Let’s look at what FOMO is. When I fear missing out on something, what I’m pretty much doing is projecting a scenario in which a set of events will occur and if I am not present, I will be either excluded, embarrassed or regretful. If I am present, on the contrary, I will belong, I will be aware of the set of events, and as such I won’t be embarrassed or regretful. This is a simplified explanation and might not be exhaustive to all cases of FOMO, but the essence of the condition is the same. I don’t want to be excluded or not be aware of what happened. It usually involves social situations and therefore feelings of acceptance and inclusion in a group.
So right now, you’re missing out. You definitely are. No matter where you are, or who you are with. If you’re reading this, you’re missing out on something, going on somewhere, that some people you know are up to. At the same time, by doing what you are doing, you are included in the group of people who have read these ideas, and who work on themselves and strive to improve their decision-making and want to learn how to prosper and move forward in their life with greater serenity and assurance.
That’s the story of our life. Every single moment we are missing out on things, and missing all sorts of trains that we could catch and ride on. We have only one reality, the one we’re living in moment by moment, at the expense of the infinite number of possibilities that exist on the level of potential only, and never materialise.
And yet how do you feel? I feel fine just now, writing this and knowing that I’m missing out on so much out there. I will still fall asleep tonight. Every moment is like that. Do you feel excluded from anything right now? Do you think you’ll be made to feel embarrassed when you learn later on what was going on while you were reading this? Will you be regretful that you chose to read this instead of doing something else?
If you do, you don’t have a FOMO problem. You have an attitude problem. That attitude problem is called “regret” and it has to do with looking back on past circumstances which you cannot change, instead of being grateful for the past, being present with what is now, and looking to create an inspiring future to live into.
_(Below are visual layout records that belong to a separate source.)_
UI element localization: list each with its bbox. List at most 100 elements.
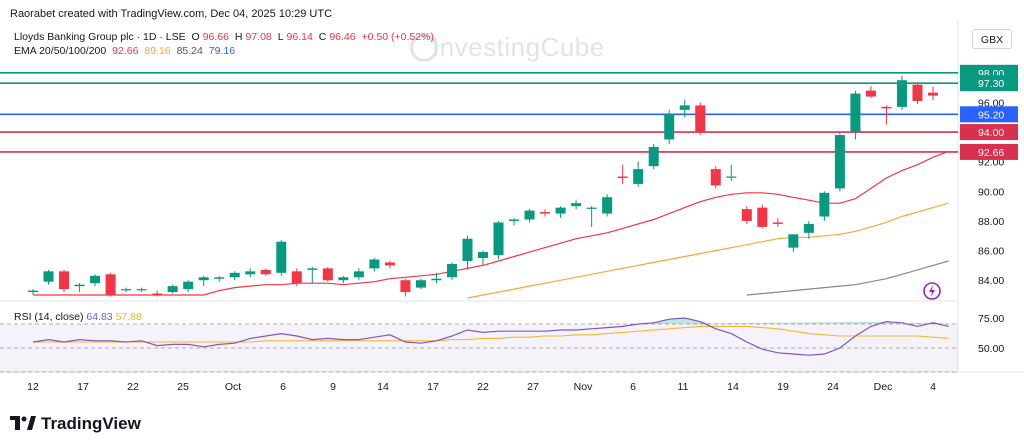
rsi-line (32, 317, 949, 356)
flash-bolt-icon (929, 285, 935, 297)
tradingview-brand: TradingView (10, 414, 141, 434)
candle-body (881, 106, 892, 109)
candle-body (586, 207, 597, 209)
y-tick-label: 88.00 (978, 216, 1004, 228)
open-label: O (191, 31, 200, 43)
ema20-value: 92.66 (112, 45, 139, 57)
x-tick-label: 11 (678, 381, 689, 393)
ema100-value: 85.24 (176, 45, 203, 57)
candle-body (602, 197, 613, 214)
x-tick-label: 14 (727, 381, 739, 393)
candle-body (679, 105, 690, 110)
candle-body (757, 207, 768, 227)
candle-body (493, 222, 504, 256)
candle-body (43, 271, 54, 282)
high-value: 97.08 (245, 31, 272, 43)
y-tick-label: 86.00 (978, 246, 1004, 258)
candle-body (322, 268, 333, 281)
level-price-label: 94.00 (978, 127, 1004, 139)
change-value: +0.50 (+0.52%) (361, 31, 434, 43)
x-tick-label: 14 (377, 381, 389, 393)
candle-body (540, 212, 551, 214)
candle-body (788, 234, 799, 248)
candle-body (928, 92, 938, 96)
symbol-legend[interactable]: Lloyds Banking Group plc · 1D · LSE O 96.… (14, 31, 437, 43)
level-price-tag (960, 143, 1018, 160)
ema-line-3 (746, 260, 949, 296)
rsi-tick-label: 75.00 (978, 313, 1004, 325)
x-tick-label: Dec (874, 381, 893, 393)
ema-line-2 (467, 202, 949, 299)
x-tick-label: 6 (280, 381, 286, 393)
x-tick-label: Oct (225, 381, 241, 393)
candle-body (896, 80, 907, 107)
rsi-overbought-fill (653, 318, 949, 324)
ema-label: EMA 20/50/100/200 (14, 45, 107, 57)
level-price-label: 97.30 (978, 78, 1004, 90)
candle-body (850, 93, 861, 133)
candle-body (59, 271, 70, 290)
ema200-value: 79.16 (208, 45, 236, 57)
candle-body (478, 252, 488, 258)
candle-body (136, 289, 147, 291)
x-tick-label: 12 (27, 381, 39, 393)
brand-name: TradingView (41, 414, 141, 433)
candle-body (741, 209, 752, 221)
level-price-label: 92.66 (978, 147, 1004, 159)
ema-legend[interactable]: EMA 20/50/100/200 92.66 89.16 85.24 79.1… (14, 45, 238, 57)
candle-body (198, 277, 209, 281)
candle-body (353, 271, 364, 278)
candle-body (167, 286, 178, 293)
x-tick-label: 17 (77, 381, 89, 393)
candle-body (105, 274, 116, 296)
candle-body (524, 210, 535, 220)
y-tick-label: 84.00 (978, 275, 1004, 287)
candle-body (152, 293, 163, 296)
x-tick-label: 24 (827, 381, 839, 393)
open-value: 96.66 (202, 31, 229, 43)
ema50-value: 89.16 (144, 45, 171, 57)
rsi-ma-value: 57.88 (115, 311, 142, 323)
y-tick-label: 90.00 (978, 186, 1004, 198)
x-tick-label: 9 (330, 381, 336, 393)
candle-body (28, 290, 38, 293)
level-price-tag (960, 124, 1018, 141)
tradingview-logo-icon (10, 416, 36, 430)
low-value: 96.14 (286, 31, 313, 43)
currency-button[interactable]: GBX (972, 29, 1012, 49)
x-tick-label: 22 (477, 381, 489, 393)
high-label: H (234, 31, 243, 43)
candle-body (462, 238, 473, 261)
candle-body (338, 277, 349, 281)
symbol-name: Lloyds Banking Group plc · 1D · LSE (14, 31, 186, 43)
level-price-tag (960, 106, 1018, 123)
candle-body (400, 280, 411, 293)
candle-body (229, 272, 240, 278)
candle-body (633, 169, 644, 184)
candle-body (183, 281, 194, 290)
x-tick-label: 19 (777, 381, 789, 393)
candle-body (555, 207, 566, 214)
candle-body (695, 105, 706, 133)
rsi-legend[interactable]: RSI (14, close) 64.83 57.88 (14, 311, 142, 323)
candle-body (664, 114, 675, 140)
candle-body (431, 278, 442, 281)
candle-body (617, 176, 628, 178)
low-label: L (277, 31, 284, 43)
candle-body (834, 135, 845, 189)
x-tick-label: 27 (527, 381, 539, 393)
candle-body (214, 277, 225, 279)
rsi-value: 64.83 (86, 311, 113, 323)
candle-body (90, 275, 101, 284)
candle-body (865, 90, 876, 97)
level-price-tag (960, 75, 1018, 92)
candle-body (245, 271, 256, 275)
candle-body (571, 203, 582, 207)
x-tick-label: 17 (427, 381, 439, 393)
candle-body (772, 222, 783, 224)
candle-body (648, 146, 659, 167)
candle-body (446, 263, 457, 278)
candle-body (710, 169, 721, 186)
candle-body (803, 223, 814, 233)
FOMO is the excuse I use to avoid commitments and responsibility. It’s a strategy I have which allows me not to face the possibility of choosing something that maybe wasn’t the best choice in hindsight. It’s a cop-out mechanism: I get to not take responsibility for my choices and not have to deal with the consequences (ALL the consequences).
Another benefit that I get is attention and pity: people fly to my rescue when I have FOMO because poor little me, it’s not my fault, I am torn between X and Y… Someone would serve me well if they came to me and said: “Stop lying to yourself. If you want to go, then say so and go! You are a free man, are you not? What’s all this nonsense about? Pick the option which is most attractive to you and deal with the consequences. You can’t be in two places at once, so stop being a baby about it, pick the one that you like most and BE there. And if you like them both equally, toss a coin!”
Our problem arises when we consider many options and for every one of them, go: “ooh, what’s exciting in this scenario? And what’s exciting in that scenario? Aaaarrrghh I just want both SO MUCH!” We create knots and knots of complicated thinking, most of it being filled with distractions and desires that are not really our own. We humans get easily distracted by shiny things and forget what truly matters to us.
That’s one thing that cows got right. They don’t care much about the shiny train. They just eat grass.